Ollama now supports embedding models
kasperwelbers opened this issue · 6 comments
Ollama added support for embedding models like BERT. This is much faster than using a generative model, such as llama2, which is currently the default in embed_text.
Changing this default, and perhaps adding documentation to help people pick good embedding models, could make rollama super useful for all sorts of downsteam tasks in R!
Nice! It didn't work until I updated to v0.1.29 (0.1.26 is apparently the minimum). But then nomic-embed-text
was about 4 times faster than the default llama2
model in the embedding vignette example (and the f-means of the resulting model was 0.05 better 😉 ).
I think about the best approach for this. Having one default throughout the package is neat, but models meant for embedding are definitly faster and make more sense for a lot of people. I will at least add it to the vignette and the examples.
It would also be good to add how you can use arbitrary embedding models from huggingface. Not sure if the process is the same for these models as what is documented here: https://github.com/ollama/ollama/blob/main/docs/import.md
[Post removed]
This only worked because I grabbed the wrong modelfile. It's actually more complicated...
Nice, thats really cool!
What is the purpose of Python here? Is this only that it downloads the model? Because then it might also be done with hfhub, which seems to be an effort of team posit to get huggingface to R.
That's exactly what I was looking for! For some reason it didn't show up in my searches and I assumed that I've dreamed it 😅. Yes, the Python stuff was just for downloading the file. Now all we need is a good heuristic to identify the file Ollama wants.

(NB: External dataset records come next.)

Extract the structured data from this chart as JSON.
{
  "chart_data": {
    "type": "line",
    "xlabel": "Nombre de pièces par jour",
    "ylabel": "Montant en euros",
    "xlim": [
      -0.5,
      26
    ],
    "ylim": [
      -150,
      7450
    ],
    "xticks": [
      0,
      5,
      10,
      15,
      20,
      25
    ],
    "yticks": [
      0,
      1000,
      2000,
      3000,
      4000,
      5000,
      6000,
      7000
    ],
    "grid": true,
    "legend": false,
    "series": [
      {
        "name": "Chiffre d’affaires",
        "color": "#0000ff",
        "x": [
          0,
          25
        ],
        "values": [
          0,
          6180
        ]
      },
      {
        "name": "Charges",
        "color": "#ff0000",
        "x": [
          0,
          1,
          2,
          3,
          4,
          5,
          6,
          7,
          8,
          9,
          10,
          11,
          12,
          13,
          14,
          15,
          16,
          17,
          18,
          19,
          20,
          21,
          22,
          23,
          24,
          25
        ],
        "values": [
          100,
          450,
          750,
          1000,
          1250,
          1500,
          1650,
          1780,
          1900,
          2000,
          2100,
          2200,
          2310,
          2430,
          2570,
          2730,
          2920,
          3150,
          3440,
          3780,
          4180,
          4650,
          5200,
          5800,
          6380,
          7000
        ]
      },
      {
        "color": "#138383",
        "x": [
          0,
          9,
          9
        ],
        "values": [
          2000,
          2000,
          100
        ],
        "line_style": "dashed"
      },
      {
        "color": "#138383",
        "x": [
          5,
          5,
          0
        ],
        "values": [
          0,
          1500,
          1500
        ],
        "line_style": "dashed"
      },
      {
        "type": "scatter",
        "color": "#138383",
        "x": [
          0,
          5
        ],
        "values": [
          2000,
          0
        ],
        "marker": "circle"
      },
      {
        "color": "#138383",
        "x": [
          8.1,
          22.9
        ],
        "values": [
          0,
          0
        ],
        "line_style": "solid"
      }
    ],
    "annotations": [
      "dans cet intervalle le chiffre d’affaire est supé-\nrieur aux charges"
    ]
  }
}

Ok, I was a bit quick with the post above and couldn't reproduce it with the files downloaded through hfhub
. Finally, I noticed I had acidetally grabbed the wrong model file.
You need indeed to first follow the steps to convert the model using convert-hf-to-gguf.py
. And then move the converted bin file to a directory Ollama has access to (in my case inside the container).
So for now, I would tell people to rely on either nomic-embed-text
or all-minilm
and check what might be added in the future.